Unsigned: Crowded Colleges Lead to Spike in Coronavirus Cases Around the Nation

   In the face of the COVID-19 pandemic, many colleges and universities are choosing to hold classes virtually with faculty and student safety in mind. Some schools that had initial plans to open are now back-tracking, rescinding statements that they would hold in-person classes. Yet, some schools have braved the pandemic and opened their doors to students living on campus and attending class, often to disastrous results.

   As soon as colleges opened for study this fall, COVID-19 cases began stacking up. The New York Times reported that since the start-of-term at University of Iowa, the surrounding college town has become a COVID-19 hotspot; one of around 100 college towns across the United States who have reported similar predicaments (nytimes.com). The relationship between the concentration of students and infections is undeniable. Many young adults aren’t taking the pandemic seriously, choosing to party and go out with friends instead of following pandemic safety protocol. “Within days [of arriving at the university], students were complaining that they couldn’t get coronavirus tests or were bumping into people who were supposed to be in isolation. Undergraduates were jamming sidewalks and downtown bars, masks hanging below their chins, never mind the city’s mask mandate” (nytimes.com).

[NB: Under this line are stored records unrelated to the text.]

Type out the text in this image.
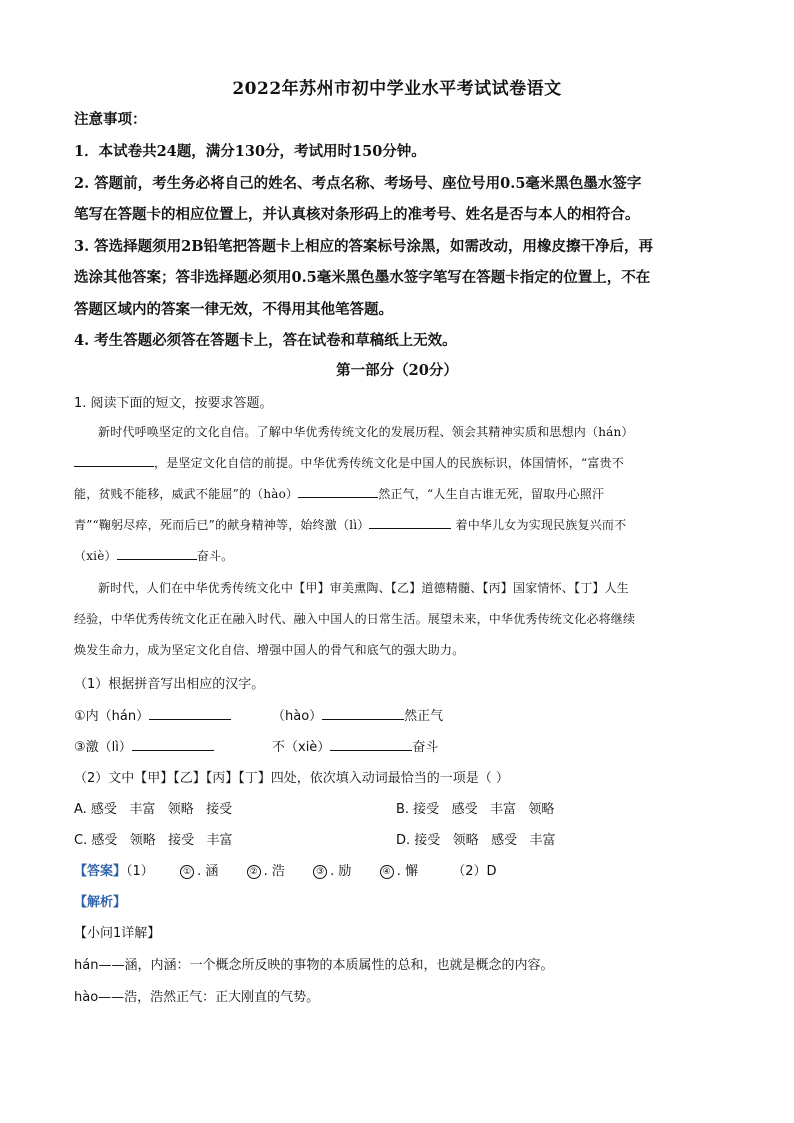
2022年苏州市初中学业水平考试试卷语文
注意事项：
1．本试卷共24题，满分130分，考试用时150分钟。
2. 答题前，考生务必将自己的姓名、考点名称、考场号、座位号用0.5毫米黑色墨水签字
笔写在答题卡的相应位置上，并认真核对条形码上的准考号、姓名是否与本人的相符合。
3. 答选择题须用2B铅笔把答题卡上相应的答案标号涂黑，如需改动，用橡皮擦干净后，再
选涂其他答案；答非选择题必须用0.5毫米黑色墨水签字笔写在答题卡指定的位置上，不在
答题区域内的答案一律无效，不得用其他笔答题。
4. 考生答题必须答在答题卡上，答在试卷和草稿纸上无效。
第一部分（20分）
1. 阅读下面的短文，按要求答题。
新时代呼唤坚定的文化自信。了解中华优秀传统文化的发展历程、领会其精神实质和思想内（hán）
，是坚定文化自信的前提。中华优秀传统文化是中国人的民族标识，体国情怀，“富贵不
能，贫贱不能移，威武不能屈”的（hào）	然正气，“人生自古谁无死，留取丹心照汗
青”“鞠躬尽瘁，死而后已”的献身精神等，始终激（lì）	着中华儿女为实现民族复兴而不
（xiè）	奋斗。
新时代，人们在中华优秀传统文化中【甲】审美熏陶、【乙】道德精髓、【丙】国家情怀、【丁】人生
经验，中华优秀传统文化正在融入时代、融入中国人的日常生活。展望未来，中华优秀传统文化必将继续
焕发生命力，成为坚定文化自信、增强中国人的骨气和底气的强大助力。
（1）根据拼音写出相应的汉字。
①内（hán）	（hào）	然正气
③激（lì）	不（xiè）	奋斗
（2）文中【甲】【乙】【丙】【丁】四处，依次填入动词最恰当的一项是（ ）
A. 感受   丰富   领略   接受	B. 接受   感受   丰富   领略
C. 感受   领略   接受   丰富	D. 接受   领略   感受   丰富
【答案】（1）	① . 涵	② . 浩	③ . 励	④ . 懈	（2）D
【解析】
【小问1详解】
hán——涵，内涵：一个概念所反映的事物的本质属性的总和，也就是概念的内容。
hào——浩，浩然正气：正大刚直的气势。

   As a result of students’ inability to add precautions to their everyday lives, college communities everywhere are suffering, and San Diego is no exception. San Diego State University (SDSU) students were allowed to return to campus this year; however, students were quickly confined to their dorms as COVID-19 cases began cropping up. According to the San Diego Union-Tribune, “students…have been ignoring rules that require them to wear masks and to practice social distancing.” SDSU Daily Aztec Editor-in-Chief Brenden Tuccinardi stated, “[Last] weekend and the weekend before made it very clear university administrators placed too much faith in students’ ability to follow the rules” (sandiegouniontribune.com).

   According to NBC San Diego, case increases connected to SDSU are scaring small business owners, many of whom have finally been able to reopen and start to see a recovery in business after the initial shutdown. However, rises in cases at colleges are pushing San Diego back towards more restrictions, which in turn could force many small businesses to close their doors for good (nbcsandiego.com). This is terrible, because small businesses are essential to not only San Diego’s economy, but also to its cultural richness. The actions of irresponsible college students shouldn’t be able to have this devastating of an effect on our city.

  “As a student myself, I realize the difficulty in having classes online for such an extended period of time. However, by reopening schools, students and faculty have a higher chance of contracting or spreading COVID-19 even unknowingly due to the rise of asymptomatic cases. It’s a huge problem that educational institutions have not found a solution in preventing the spread especially when controlling the actions of their students who refuse to remain six feet apart,” said Senior Francesca Kading.

   Certainly, there is more to the college experience than online classes. However, we all have a responsibility to support each other and keep each other safe, college students included.  Colleges opening took a gamble that risked the livelihoods of entire communities. If they can’t be trusted to take the necessary precautions to keep our communities safe and are unable to police the actions of their students, it’s clear they should remain online for the time being. In the meantime, everyone should wear a facial covering, avoid large gatherings, and stay six feet apart to help keep San Diego healthy.